Daybreak for Students

Isaiah 11:1 through 12:6

Isaiah 11
Isaiah 12
Therefore with joy shall ye draw water out of the wells of salvation. — Isaiah 12:3

There was no running water on the farm where I grew up. For our drinking water, we had to walk about five blocks to a water pump to fill our buckets and then walk back home. My brother and I often complained about having to make that trip several times a day. We really did not understand why we could not drink from the well in our front yard. Our parents explained to us that when that well was dug, whoever had dug it did not dig down deep enough to reach a level where the water was pure. Although the water it produced was used to do the washing and also for livestock, we could not drink it.

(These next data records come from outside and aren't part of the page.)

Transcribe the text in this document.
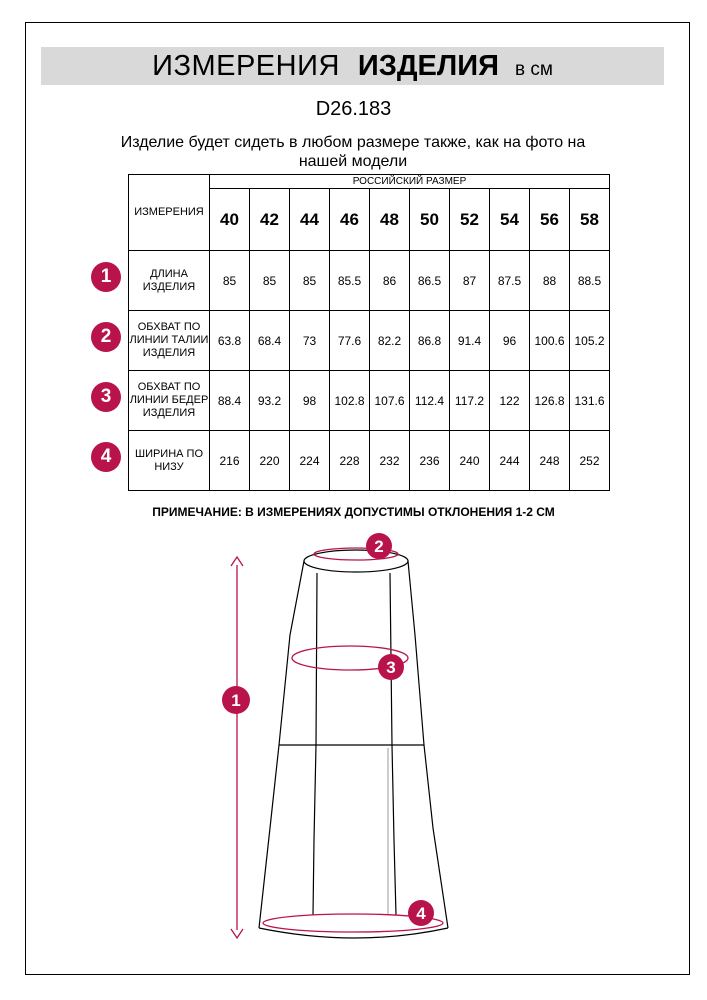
ИЗМЕРЕНИЯ ИЗДЕЛИЯ в см
D26.183
Изделие будет сидеть в любом размере также, как на фото на нашей модели
ИЗМЕРЕНИЯ	РОССИЙСКИЙ РАЗМЕР									
	40	42	44	46	48	50	52	54	56	58
ДЛИНА ИЗДЕЛИЯ	85	85	85	85.5	86	86.5	87	87.5	88	88.5
ОБХВАТ ПО ЛИНИИ ТАЛИИ ИЗДЕЛИЯ	63.8	68.4	73	77.6	82.2	86.8	91.4	96	100.6	105.2
ОБХВАТ ПО ЛИНИИ БЕДЕР ИЗДЕЛИЯ	88.4	93.2	98	102.8	107.6	112.4	117.2	122	126.8	131.6
ШИРИНА ПО НИЗУ	216	220	224	228	232	236	240	244	248	252
1
2
3
4
ПРИМЕЧАНИЕ: В ИЗМЕРЕНИЯХ ДОПУСТИМЫ ОТКЛОНЕНИЯ 1-2 СМ
1
2
3
4
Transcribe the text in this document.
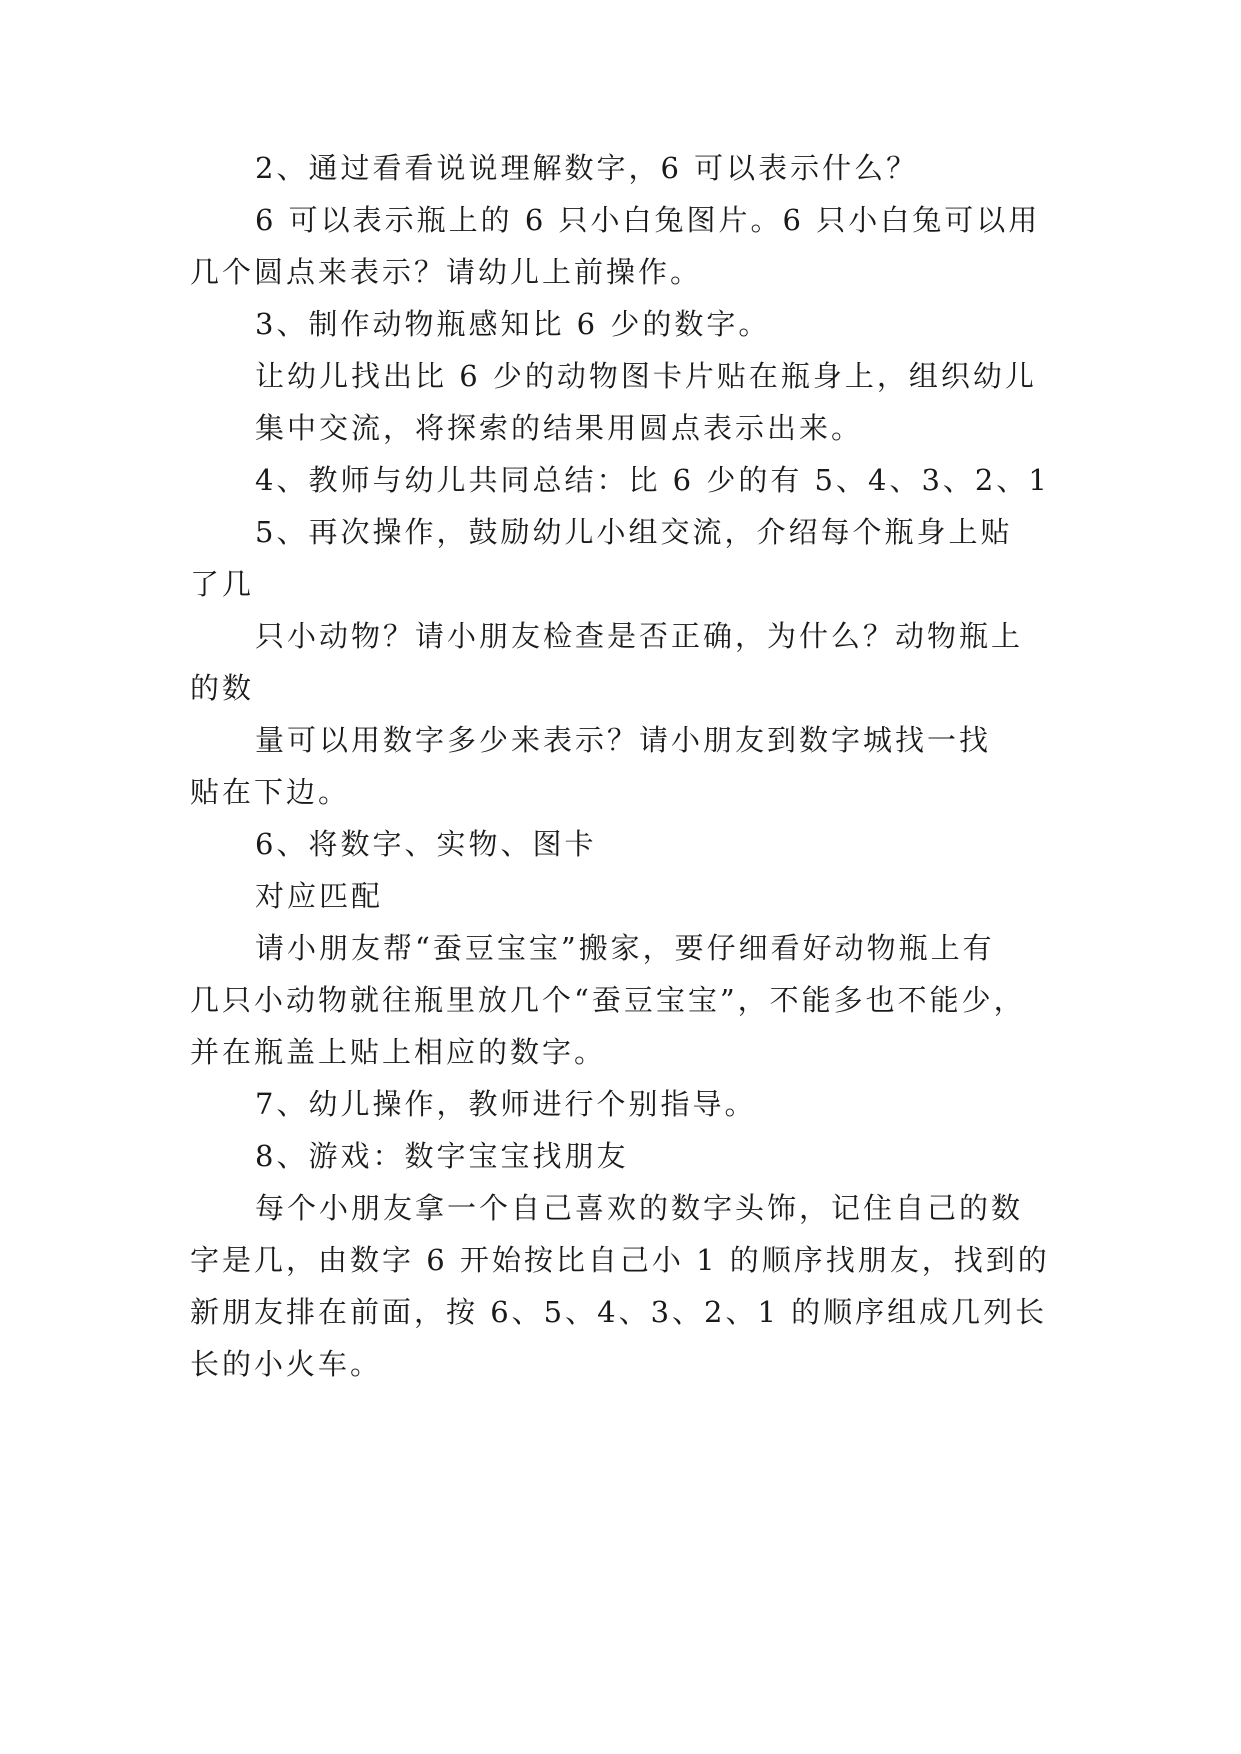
2、通过看看说说理解数字，6 可以表示什么？
6 可以表示瓶上的 6 只小白兔图片。6 只小白兔可以用
几个圆点来表示？请幼儿上前操作。
3、制作动物瓶感知比 6 少的数字。
让幼儿找出比 6 少的动物图卡片贴在瓶身上，组织幼儿
集中交流，将探索的结果用圆点表示出来。
4、教师与幼儿共同总结：比 6 少的有 5、4、3、2、1
5、再次操作，鼓励幼儿小组交流，介绍每个瓶身上贴
了几
只小动物？请小朋友检查是否正确，为什么？动物瓶上
的数
量可以用数字多少来表示？请小朋友到数字城找一找
贴在下边。
6、将数字、实物、图卡
对应匹配
请小朋友帮“蚕豆宝宝”搬家，要仔细看好动物瓶上有
几只小动物就往瓶里放几个“蚕豆宝宝”，不能多也不能少，
并在瓶盖上贴上相应的数字。
7、幼儿操作，教师进行个别指导。
8、游戏：数字宝宝找朋友
每个小朋友拿一个自己喜欢的数字头饰，记住自己的数
字是几，由数字 6 开始按比自己小 1 的顺序找朋友，找到的
新朋友排在前面，按 6、5、4、3、2、1 的顺序组成几列长
长的小火车。
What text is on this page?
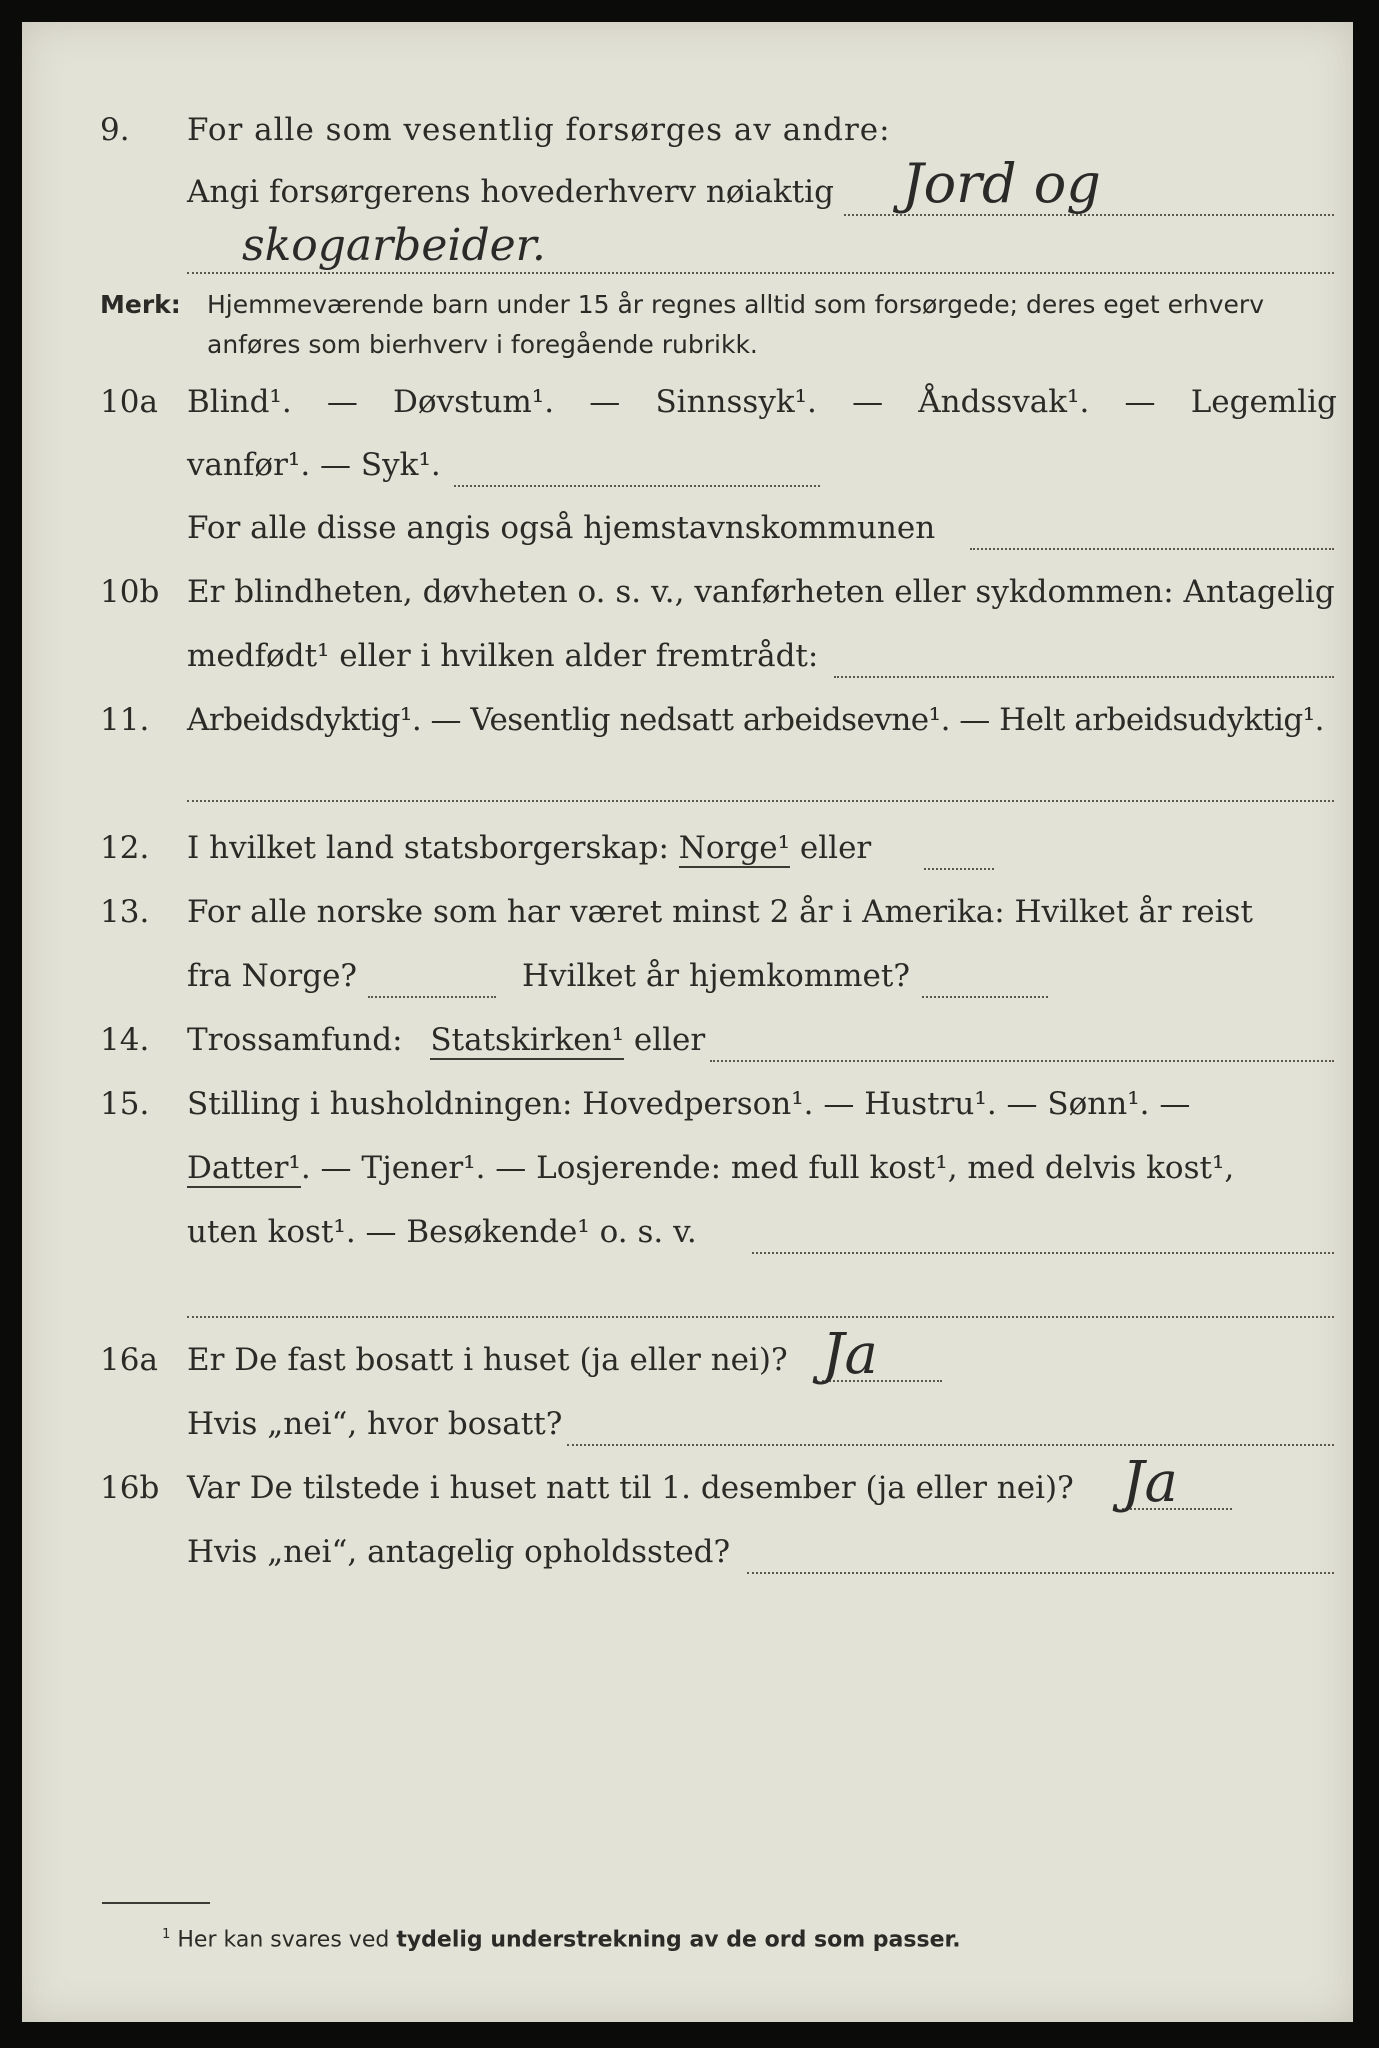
9. For alle som vesentlig forsørges av andre:
Angi forsørgerens hovederhverv nøiaktig Jord og
skogarbeider.
Merk: Hjemmeværende barn under 15 år regnes alltid som forsørgede; deres eget erhverv
anføres som bierhverv i foregående rubrikk.
10a Blind¹. — Døvstum¹. — Sinnssyk¹. — Åndssvak¹. — Legemlig
vanfør¹. — Syk¹.
For alle disse angis også hjemstavnskommunen
10b Er blindheten, døvheten o. s. v., vanførheten eller sykdommen: Antagelig
medfødt¹ eller i hvilken alder fremtrådt:
11. Arbeidsdyktig¹. — Vesentlig nedsatt arbeidsevne¹. — Helt arbeidsudyktig¹.
12. I hvilket land statsborgerskap: Norge¹ eller
13. For alle norske som har været minst 2 år i Amerika: Hvilket år reist
fra Norge?	Hvilket år hjemkommet?
14. Trossamfund: Statskirken¹ eller
15. Stilling i husholdningen: Hovedperson¹. — Hustru¹. — Sønn¹. —
Datter¹. — Tjener¹. — Losjerende: med full kost¹, med delvis kost¹,
uten kost¹. — Besøkende¹ o. s. v.
16a Er De fast bosatt i huset (ja eller nei)? Ja
Hvis „nei“, hvor bosatt?
16b Var De tilstede i huset natt til 1. desember (ja eller nei)? Ja
Hvis „nei“, antagelig opholdssted?
$^1$ Her kan svares ved tydelig understrekning av de ord som passer.
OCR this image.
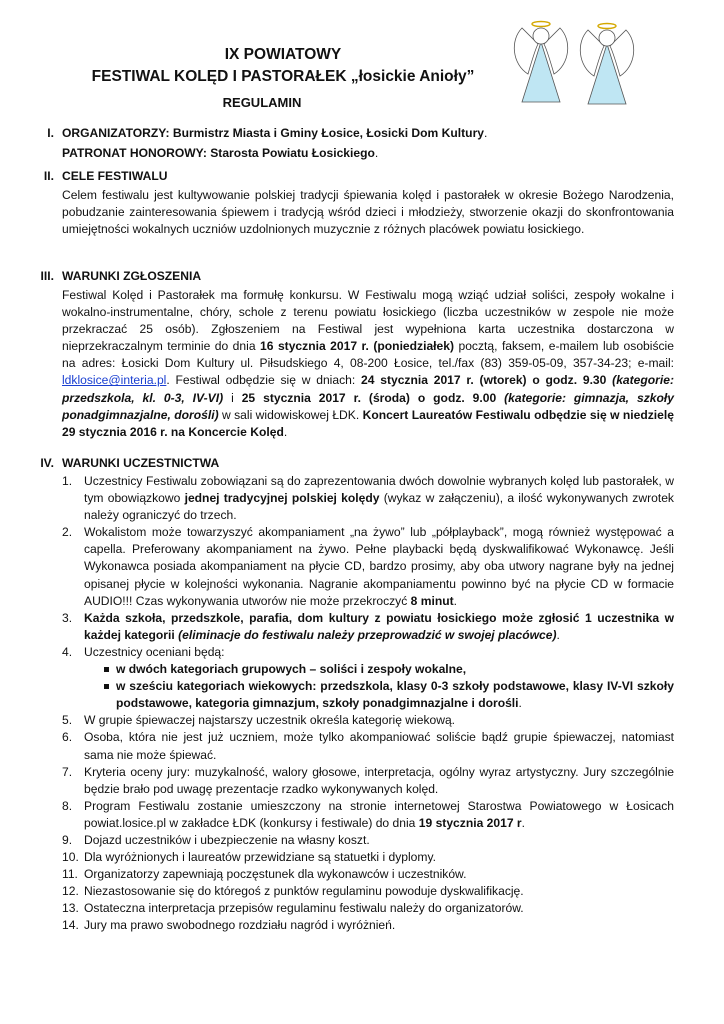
IX POWIATOWY
FESTIWAL KOLĘD I PASTORAŁEK „łosickie Anioły”
REGULAMIN
I. ORGANIZATORZY: Burmistrz Miasta i Gminy Łosice, Łosicki Dom Kultury.
PATRONAT HONOROWY: Starosta Powiatu Łosickiego.
II. CELE FESTIWALU
Celem festiwalu jest kultywowanie polskiej tradycji śpiewania kolęd i pastorałek w okresie Bożego Narodzenia, pobudzanie zainteresowania śpiewem i tradycją wśród dzieci i młodzieży, stworzenie okazji do skonfrontowania umiejętności wokalnych uczniów uzdolnionych muzycznie z różnych placówek powiatu łosickiego.
III. WARUNKI ZGŁOSZENIA

Festiwal Kolęd i Pastorałek ma formułę konkursu. W Festiwalu mogą wziąć udział soliści, zespoły wokalne i wokalno-instrumentalne, chóry, schole z terenu powiatu łosickiego (liczba uczestników w zespole nie może przekraczać 25 osób). Zgłoszeniem na Festiwal jest wypełniona karta uczestnika dostarczona w nieprzekraczalnym terminie do dnia 16 stycznia 2017 r. (poniedziałek) pocztą, faksem, e-mailem lub osobiście na adres: Łosicki Dom Kultury ul. Piłsudskiego 4, 08-200 Łosice, tel./fax (83) 359-05-09, 357-34-23; e-mail: ldklosice@interia.pl. Festiwal odbędzie się w dniach: 24 stycznia 2017 r. (wtorek) o godz. 9.30 (kategorie: przedszkola, kl. 0-3, IV-VI) i 25 stycznia 2017 r. (środa) o godz. 9.00 (kategorie: gimnazja, szkoły ponadgimnazjalne, dorośli) w sali widowiskowej ŁDK. Koncert Laureatów Festiwalu odbędzie się w niedzielę 29 stycznia 2016 r. na Koncercie Kolęd.

IV. WARUNKI UCZESTNICTWA
1. Uczestnicy Festiwalu zobowiązani są do zaprezentowania dwóch dowolnie wybranych kolęd lub pastorałek, w tym obowiązkowo jednej tradycyjnej polskiej kolędy (wykaz w załączeniu), a ilość wykonywanych zwrotek należy ograniczyć do trzech.
2. Wokalistom może towarzyszyć akompaniament „na żywo” lub „półplayback”, mogą również występować a capella. Preferowany akompaniament na żywo. Pełne playbacki będą dyskwalifikować Wykonawcę. Jeśli Wykonawca posiada akompaniament na płycie CD, bardzo prosimy, aby oba utwory nagrane były na jednej opisanej płycie w kolejności wykonania. Nagranie akompaniamentu powinno być na płycie CD w formacie AUDIO!!! Czas wykonywania utworów nie może przekroczyć 8 minut.
3. Każda szkoła, przedszkole, parafia, dom kultury z powiatu łosickiego może zgłosić 1 uczestnika w każdej kategorii (eliminacje do festiwalu należy przeprowadzić w swojej placówce).
4. Uczestnicy oceniani będą:
w dwóch kategoriach grupowych – soliści i zespoły wokalne,
w sześciu kategoriach wiekowych: przedszkola, klasy 0-3 szkoły podstawowe, klasy IV-VI szkoły podstawowe, kategoria gimnazjum, szkoły ponadgimnazjalne i dorośli.
5. W grupie śpiewaczej najstarszy uczestnik określa kategorię wiekową.
6. Osoba, która nie jest już uczniem, może tylko akompaniować soliście bądź grupie śpiewaczej, natomiast sama nie może śpiewać.
7. Kryteria oceny jury: muzykalność, walory głosowe, interpretacja, ogólny wyraz artystyczny. Jury szczególnie będzie brało pod uwagę prezentacje rzadko wykonywanych kolęd.
8. Program Festiwalu zostanie umieszczony na stronie internetowej Starostwa Powiatowego w Łosicach powiat.losice.pl w zakładce ŁDK (konkursy i festiwale) do dnia 19 stycznia 2017 r.
9. Dojazd uczestników i ubezpieczenie na własny koszt.
10. Dla wyróżnionych i laureatów przewidziane są statuetki i dyplomy.
11. Organizatorzy zapewniają poczęstunek dla wykonawców i uczestników.
12. Niezastosowanie się do któregoś z punktów regulaminu powoduje dyskwalifikację.
13. Ostateczna interpretacja przepisów regulaminu festiwalu należy do organizatorów.
14. Jury ma prawo swobodnego rozdziału nagród i wyróżnień.
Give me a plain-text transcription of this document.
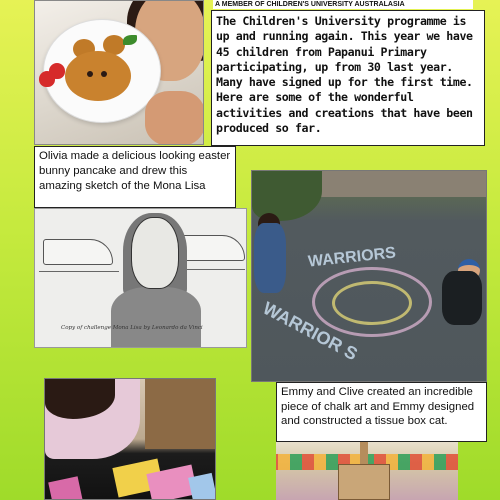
A MEMBER OF CHILDREN'S UNIVERSITY AUSTRALASIA

The Children's University programme is up and running again. This year we have 45 children from Papanui Primary participating, up from 30 last year. Many have signed up for the first time. Here are some of the wonderful activities and creations that have been produced so far.

Olivia made a delicious looking easter bunny pancake and drew this amazing sketch of the Mona Lisa

Copy of challenge Mona Lisa by Leonardo da Vinci
WARRIORS
WARRIOR S

Emmy and Clive created an incredible piece of chalk art and Emmy designed and constructed a tissue box cat.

As Christians, we have a “well of salvation” from which we can draw. The source is God and the water is pure. It can quench any thirst of the soul that you and I might have. In a world of instant gratification, we can hardly imagine having to take a ten-minute walk to get water to quench our thirst. Spiritually speaking, we do not need to! The well of salvation has water that we can access any time of the day or night. The drawing process brings us joy, for when we obtain water from this well, we are spiritually refreshed, energized, and satisfied.

We drew water out of the well in our yard by lowering a bucket into the unseen depths, letting it fill, and then pulling it back up. The well that was five blocks away had a pump, so we could not see the water when we pumped it, but we got the same results. It is similar to our spiritual well — though we may not see this water, it is there and we can draw from it by the bucketfuls!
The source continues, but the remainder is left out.